In the former 15 EU Member States, the HIV epidemic among IDUs seems mostly to have stabilised or to be in decline according to HIV case reporting data, with rates in 2002 ranging from 1.3 new cases per million population in Greece to 115.7 in Portugal (the latter declining to 88.4 in 2003) (EuroHIV, 2004). However, as national case reporting is not established in the countries with the largest IDU-related epidemics, time trends from case reporting can be misleading at EU level and seroprevalence data from IDUs are an important complement. Available national-level prevalence data suggest great variation between, as well as within, countries: from 0–1 % in Finland (data from needle exchanges) to 9.7–35 % in drug users in different national samples in Spain (2001–2003) (Figure 14). Prevalence in tested IDUs is in general stable or declining (74), although stable prevalence does not mean that transmission is no longer occurring, and in some countries increases in prevalence since the mid-1990s have occurred at local or regional level.

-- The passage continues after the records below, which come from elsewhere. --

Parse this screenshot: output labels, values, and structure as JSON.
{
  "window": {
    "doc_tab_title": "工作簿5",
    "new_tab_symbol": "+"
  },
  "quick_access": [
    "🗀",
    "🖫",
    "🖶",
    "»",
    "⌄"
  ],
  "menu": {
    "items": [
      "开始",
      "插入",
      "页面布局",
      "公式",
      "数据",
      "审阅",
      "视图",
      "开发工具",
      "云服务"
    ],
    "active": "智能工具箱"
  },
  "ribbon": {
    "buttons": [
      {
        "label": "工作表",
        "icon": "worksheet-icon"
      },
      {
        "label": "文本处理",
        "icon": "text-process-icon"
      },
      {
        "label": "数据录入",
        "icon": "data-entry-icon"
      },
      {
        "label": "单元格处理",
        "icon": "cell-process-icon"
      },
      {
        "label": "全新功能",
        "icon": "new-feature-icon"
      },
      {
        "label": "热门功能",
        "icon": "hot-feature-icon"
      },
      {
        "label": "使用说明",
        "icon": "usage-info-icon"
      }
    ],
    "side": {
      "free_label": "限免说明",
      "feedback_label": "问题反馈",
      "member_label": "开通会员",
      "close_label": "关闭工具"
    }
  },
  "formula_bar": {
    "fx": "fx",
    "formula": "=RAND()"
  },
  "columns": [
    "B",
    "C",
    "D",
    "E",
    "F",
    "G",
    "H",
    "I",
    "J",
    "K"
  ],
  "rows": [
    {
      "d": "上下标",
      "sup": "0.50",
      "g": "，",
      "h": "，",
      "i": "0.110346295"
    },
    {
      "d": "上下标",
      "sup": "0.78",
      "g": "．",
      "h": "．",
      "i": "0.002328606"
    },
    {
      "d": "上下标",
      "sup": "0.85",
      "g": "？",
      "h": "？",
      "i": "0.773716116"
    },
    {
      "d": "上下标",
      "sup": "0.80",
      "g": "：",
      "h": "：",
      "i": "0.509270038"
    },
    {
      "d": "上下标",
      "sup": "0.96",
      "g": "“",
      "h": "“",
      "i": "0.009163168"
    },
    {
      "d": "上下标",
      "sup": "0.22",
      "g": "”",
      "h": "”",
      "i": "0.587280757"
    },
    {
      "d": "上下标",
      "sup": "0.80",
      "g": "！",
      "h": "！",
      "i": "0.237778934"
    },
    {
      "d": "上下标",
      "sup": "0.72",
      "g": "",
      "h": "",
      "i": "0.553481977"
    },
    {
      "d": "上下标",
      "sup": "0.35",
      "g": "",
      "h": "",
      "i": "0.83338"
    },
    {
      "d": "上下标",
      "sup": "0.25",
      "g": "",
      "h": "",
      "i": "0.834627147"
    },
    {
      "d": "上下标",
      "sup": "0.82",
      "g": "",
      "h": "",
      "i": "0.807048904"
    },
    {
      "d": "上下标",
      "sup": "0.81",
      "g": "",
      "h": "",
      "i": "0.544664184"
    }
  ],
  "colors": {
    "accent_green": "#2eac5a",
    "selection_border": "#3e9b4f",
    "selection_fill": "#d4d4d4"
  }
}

In addition, in some areas where rises have previously been reported more recent data are lacking. The increases in prevalence suggest that prevention measures in those areas may be insufficient, even in some areas with long-established epidemics. Ongoing transmission among IDUs in several areas is further evidenced by a high prevalence in young (under 25) and new IDUs (who have been injecting less than two years) (EMCDDA, 2003b) (75). Where HIV prevalence has remained high among IDUs, sustained prevention efforts are important to prevent transmission to new IDUs, sexual partners of IDUs and from mother to child.


(74)  For more detail on these data and for original sources, see IDisease_Tbl 1 and IDisease_Tbl 8 in the 2004 Statistical bulletin.

(75)  For more detail on these data and for original sources, see IDisease_Tbl 1 and IDisease_Tbl 8 in the 2004 Statistical bulletin.